Hablar con Sylvia Sáenz es entender que su oficio está hecho de paciencia, observación y una sensibilidad que ha ido acumulando durante más de 15 años de carrera. Desde sus inicios en TV Azteca, pasando por sus estudios en Londres y Nueva York, hasta su llegada a producciones como Armas de Mujer o 100 días para enamorarnos, la actriz ha aprendido que cada experiencia —profesional o personal— termina regalándole herramientas a los personajes que interpreta.
Ese mismo proceso fue el que dio vida a Melissa, su incorporación a la tercera temporada de El Niñero, que estrena el 17 de diciembre en Netflix. Para Sylvia, Melissa no es “la antagonista”; es una mujer compleja, marcada por un secreto del pasado que condiciona su manera de moverse por el mundo. “Mientras no juzgues a tus personajes, mientras no los reduzcas a una etiqueta, se vuelven más humanos”, cuenta. Y eso fue justamente lo que buscó: construir matices, no caricaturas.
Aunque Sylvia ha trabajado personajes más fársicos en proyectos como 100 días o Armas de Mujer, aquí encontró un tono distinto: más contenido, más realista, más anclado a la verdad emocional. Para ella, El Niñero es un dramedy familiar que exige sutileza. Y la sutileza se convierte en su arma.
Su formación internacional también pulsa en este personaje. No porque aplique técnicas desde la teoría, sino porque las tiene tan integradas que fluye con naturalidad. “Soy obsesiva con aprender el texto”, confiesa. Esa claridad le permite llegar al set con libertad, con presencia, con la confianza que necesita para jugar y dejarse sorprender.
El universo que la rodea también ayuda: Sylvia habla con profunda admiración del trabajo de Carolina Rivera y su equipo de escritores, quienes han creado un guion que no necesita ser forzado; todo está ahí, listo para interpretarse. Del mismo modo, celebra la guía creativa de Fernando Sariñana y el equipo de La Granja, quienes hicieron su trabajo “extremadamente fácil”.
A lo largo de su carrera ha tenido encuentros con actrices y actores que la han marcado, como Kate del Castillo, pero si algo valora —y que encontró en El Niñero— es la generosidad. Esa cualidad que convierte un set en un espacio de creación compartida y no en una competencia.
El teatro, por su parte, ha sido su mejor herramienta. Después de protagonizar obras como Siete veces adiós, Sylvia tiene claro que la formación teatral le dio la base emocional y técnica para sostener a sus personajes en televisión y streaming. No es que todos los actores tengan que hacer teatro, dice, pero sí cree que es un entrenamiento que transforma la forma de habitar un personaje.
En cuanto a si prefiere roles cómicos, dramáticos o antagonistas, no duda: todos la desafían por igual. Le importan todos sus personajes sin importar el tamaño o el género. Su filosofía es sencilla pero poderosa: la vida de un personaje se escribe entre lo que planeas y lo que no puedes controlar. El equilibrio, dice, es más teoría que realidad. Ella se permite sorprender.

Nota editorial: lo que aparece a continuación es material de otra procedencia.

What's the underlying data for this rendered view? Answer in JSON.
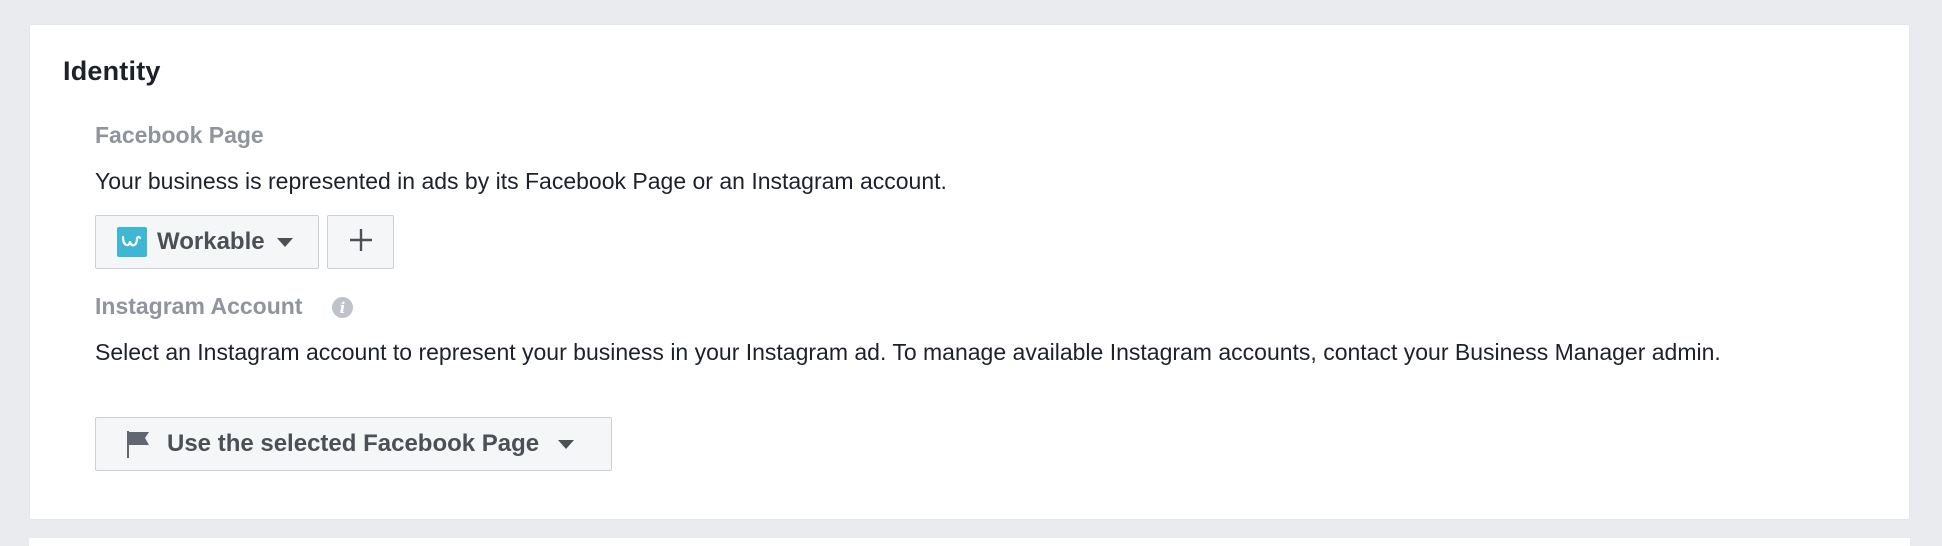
{
  "section": {
    "title": "Identity"
  },
  "facebook_page": {
    "label": "Facebook Page",
    "description": "Your business is represented in ads by its Facebook Page or an Instagram account.",
    "selected_page": "Workable",
    "page_avatar_icon": "workable-logo-icon",
    "add_button_icon": "plus-icon"
  },
  "instagram_account": {
    "label": "Instagram Account",
    "info_icon": "info-icon",
    "description": "Select an Instagram account to represent your business in your Instagram ad. To manage available Instagram accounts, contact your Business Manager admin.",
    "selected_option": "Use the selected Facebook Page",
    "option_icon": "flag-icon"
  },
  "colors": {
    "page_background": "#e9ebee",
    "card_background": "#ffffff",
    "label_gray": "#90949c",
    "button_text": "#4b4f56",
    "workable_brand": "#3fb6d3"
  }
}
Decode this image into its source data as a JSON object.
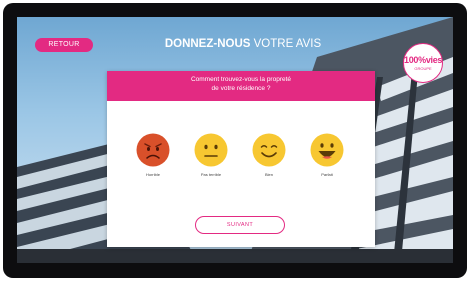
{
  "header": {
    "back_label": "RETOUR",
    "title_bold": "DONNEZ-NOUS",
    "title_rest": " VOTRE AVIS"
  },
  "logo": {
    "text": "100%vies",
    "sub": "GROUPE"
  },
  "card": {
    "question_line1": "Comment trouvez-vous la propreté",
    "question_line2": "de votre résidence ?",
    "options": [
      {
        "label": "Horrible",
        "icon": "angry-face-icon",
        "color": "#d9502a"
      },
      {
        "label": "Pas terrible",
        "icon": "neutral-face-icon",
        "color": "#f7c731"
      },
      {
        "label": "Bien",
        "icon": "smiling-face-icon",
        "color": "#f7c731"
      },
      {
        "label": "Parfait",
        "icon": "grinning-face-icon",
        "color": "#f7c731"
      }
    ],
    "next_label": "SUIVANT"
  },
  "colors": {
    "accent": "#e32a82",
    "bezel": "#0d0d0f"
  }
}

Sobre su llegada a Netflix, sonríe. Había tocado esa puerta desde hace tiempo y celebrar este nuevo capítulo la llena de gratitud. El Niñero representa una etapa fresca, luminosa, y para Sylvia, apenas es el comienzo de muchas historias que quiere contar.
Y aunque le cuesta juzgar su propio trabajo —es muy dura consigo misma, lo acepta con honestidad—, prefiere dejarle al público la tarea de decidir qué refleja esta nueva etapa en su crecimiento actoral.
Por ahora, lo que siente es emoción. Mucha.
La emoción de que un personaje tan humano como Melissa encuentre a su público.
La emoción de saberse en un proyecto bonito.
Y la emoción de abrir una puerta que había soñado desde hace años.